Here are some tips to prevent yourself from being affected:
Be aware that this happens to you and everyone else.
Pause and observe the conclusion you just reached in your head. For example, he is yawning and looking at his phone while I am presenting; therefore he is rude.Challenge yourself: do you really have enough evidence to reach this conclusion? Do you know everything about him? Could his behaviour be attributed to something else?
Deliberately adopt an open mind so you can gather other data. He usually seems tired; maybe his wife just had a baby? Perhaps he has a personal emergency and is waiting for news?
Constantly revisit your mindset to ensure you’re considering all your possibilities. Don’t assume he is deliberately trying to be difficult. Maybe he asks questions so he can understand the information better.
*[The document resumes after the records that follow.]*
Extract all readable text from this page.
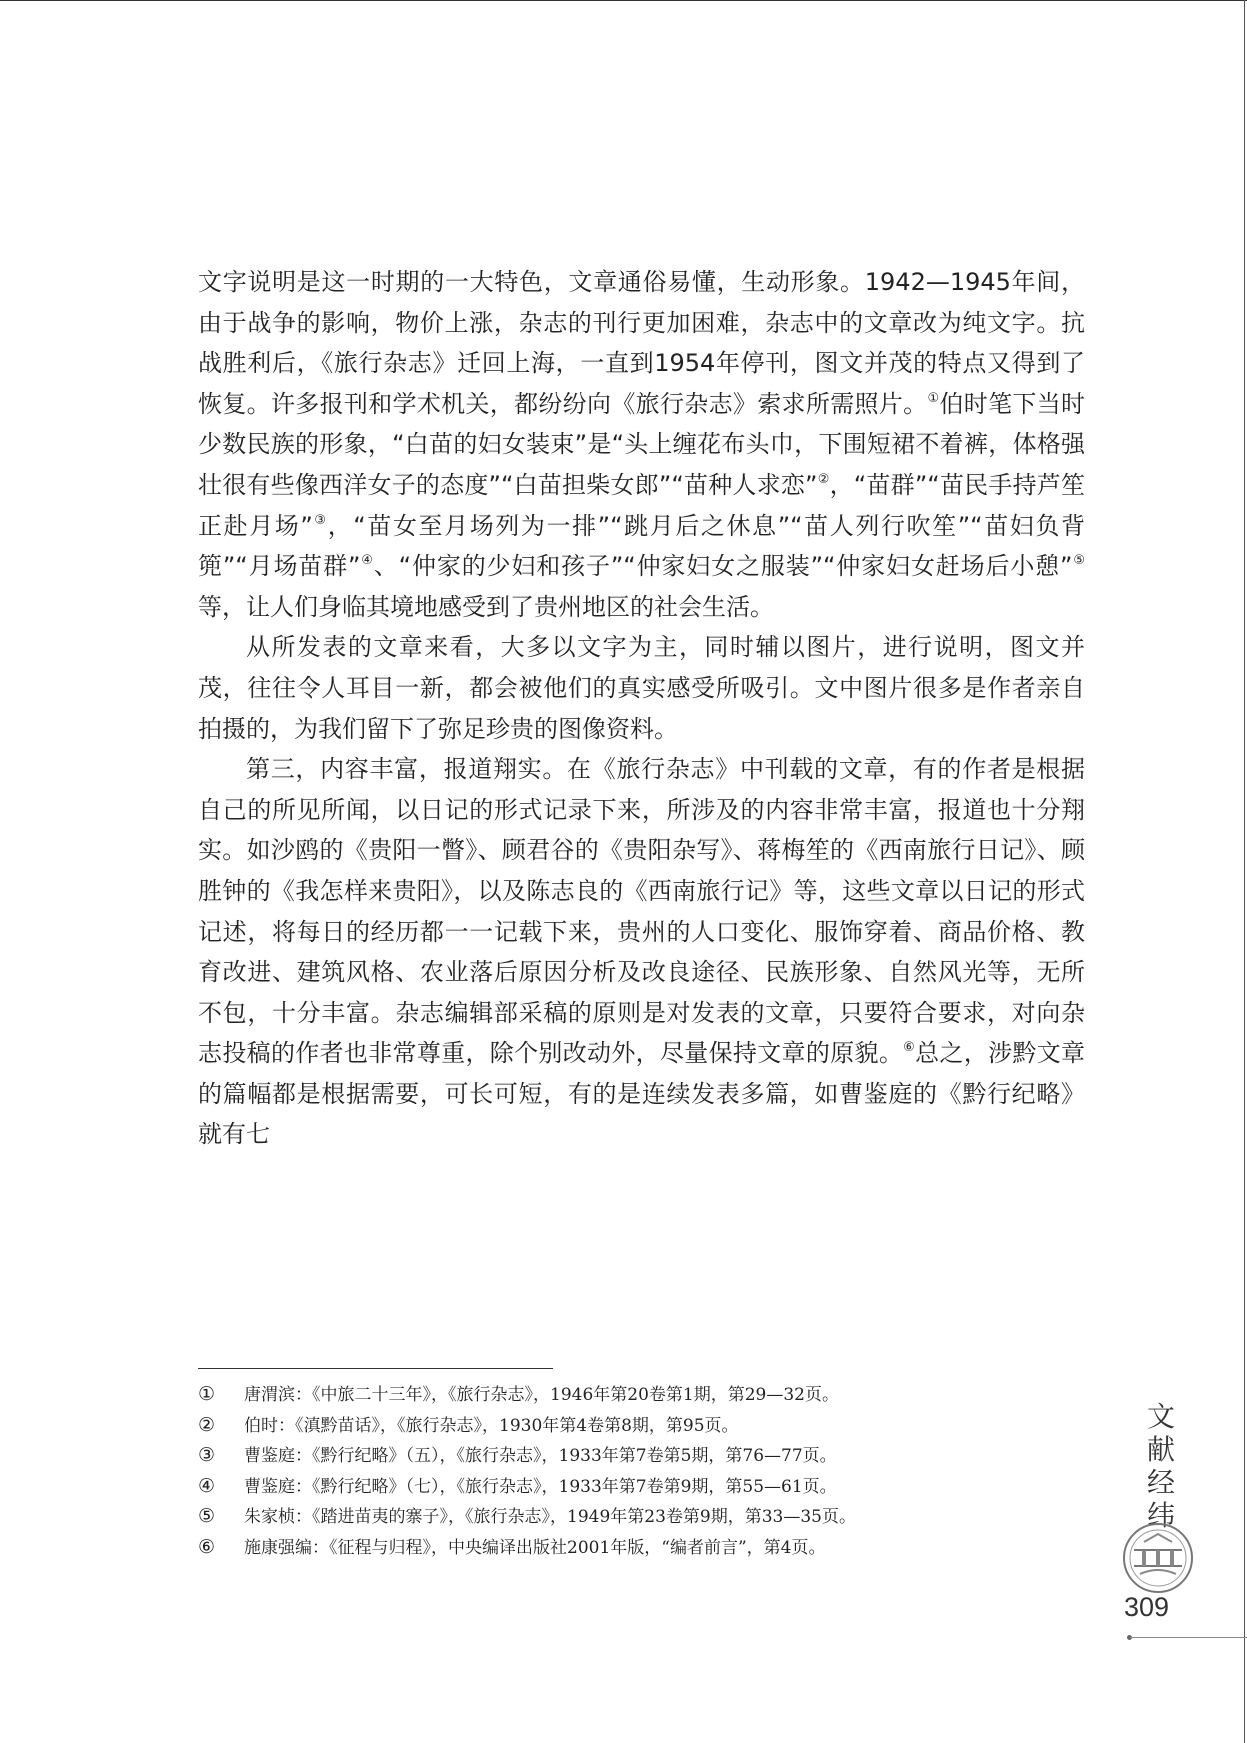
文字说明是这一时期的一大特色，文章通俗易懂，生动形象。1942—1945年间，由于战争的影响，物价上涨，杂志的刊行更加困难，杂志中的文章改为纯文字。抗战胜利后，《旅行杂志》迁回上海，一直到1954年停刊，图文并茂的特点又得到了恢复。许多报刊和学术机关，都纷纷向《旅行杂志》索求所需照片。①伯时笔下当时少数民族的形象，“白苗的妇女装束”是“头上缠花布头巾，下围短裙不着裤，体格强壮很有些像西洋女子的态度”“白苗担柴女郎”“苗种人求恋”②，“苗群”“苗民手持芦笙正赴月场”③，“苗女至月场列为一排”“跳月后之休息”“苗人列行吹笙”“苗妇负背篼”“月场苗群”④、“仲家的少妇和孩子”“仲家妇女之服装”“仲家妇女赶场后小憩”⑤等，让人们身临其境地感受到了贵州地区的社会生活。

从所发表的文章来看，大多以文字为主，同时辅以图片，进行说明，图文并茂，往往令人耳目一新，都会被他们的真实感受所吸引。文中图片很多是作者亲自拍摄的，为我们留下了弥足珍贵的图像资料。

第三，内容丰富，报道翔实。在《旅行杂志》中刊载的文章，有的作者是根据自己的所见所闻，以日记的形式记录下来，所涉及的内容非常丰富，报道也十分翔实。如沙鸥的《贵阳一瞥》、顾君谷的《贵阳杂写》、蒋梅笙的《西南旅行日记》、顾胜钟的《我怎样来贵阳》，以及陈志良的《西南旅行记》等，这些文章以日记的形式记述，将每日的经历都一一记载下来，贵州的人口变化、服饰穿着、商品价格、教育改进、建筑风格、农业落后原因分析及改良途径、民族形象、自然风光等，无所不包，十分丰富。杂志编辑部采稿的原则是对发表的文章，只要符合要求，对向杂志投稿的作者也非常尊重，除个别改动外，尽量保持文章的原貌。⑥总之，涉黔文章的篇幅都是根据需要，可长可短，有的是连续发表多篇，如曹鉴庭的《黔行纪略》就有七

① 唐渭滨：《中旅二十三年》，《旅行杂志》，1946年第20卷第1期，第29—32页。
② 伯时：《滇黔苗话》，《旅行杂志》，1930年第4卷第8期，第95页。
③ 曹鉴庭：《黔行纪略》（五），《旅行杂志》，1933年第7卷第5期，第76—77页。
④ 曹鉴庭：《黔行纪略》（七），《旅行杂志》，1933年第7卷第9期，第55—61页。
⑤ 朱家桢：《踏进苗夷的寨子》，《旅行杂志》，1949年第23卷第9期，第33—35页。
⑥ 施康强编：《征程与归程》，中央编译出版社2001年版，“编者前言”，第4页。
文献经纬
309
It is also important to be aware of your own behaviour to decrease the possibility of becoming a victim of someone else’s confirmatory bias.
The next time you meet a new person:
Consciously adopt the voice, body language and words that will set this conversation off on the right note.
Observe the other person’s reaction to you.
Continuously reassess feedback to ask yourself what conclusion this person has reached about you.
If you believe this person has come to an unwarranted conclusion about you, assume responsibility for guiding her brain away from that conclusion.
Choose deliberate behaviours that will change her mind and seek out every opportunity to use them.
Being aware and taking active steps to mitigate confirmatory bias will help you frame people’s behaviours more objectively and also help you manage your behaviours more effectively as well.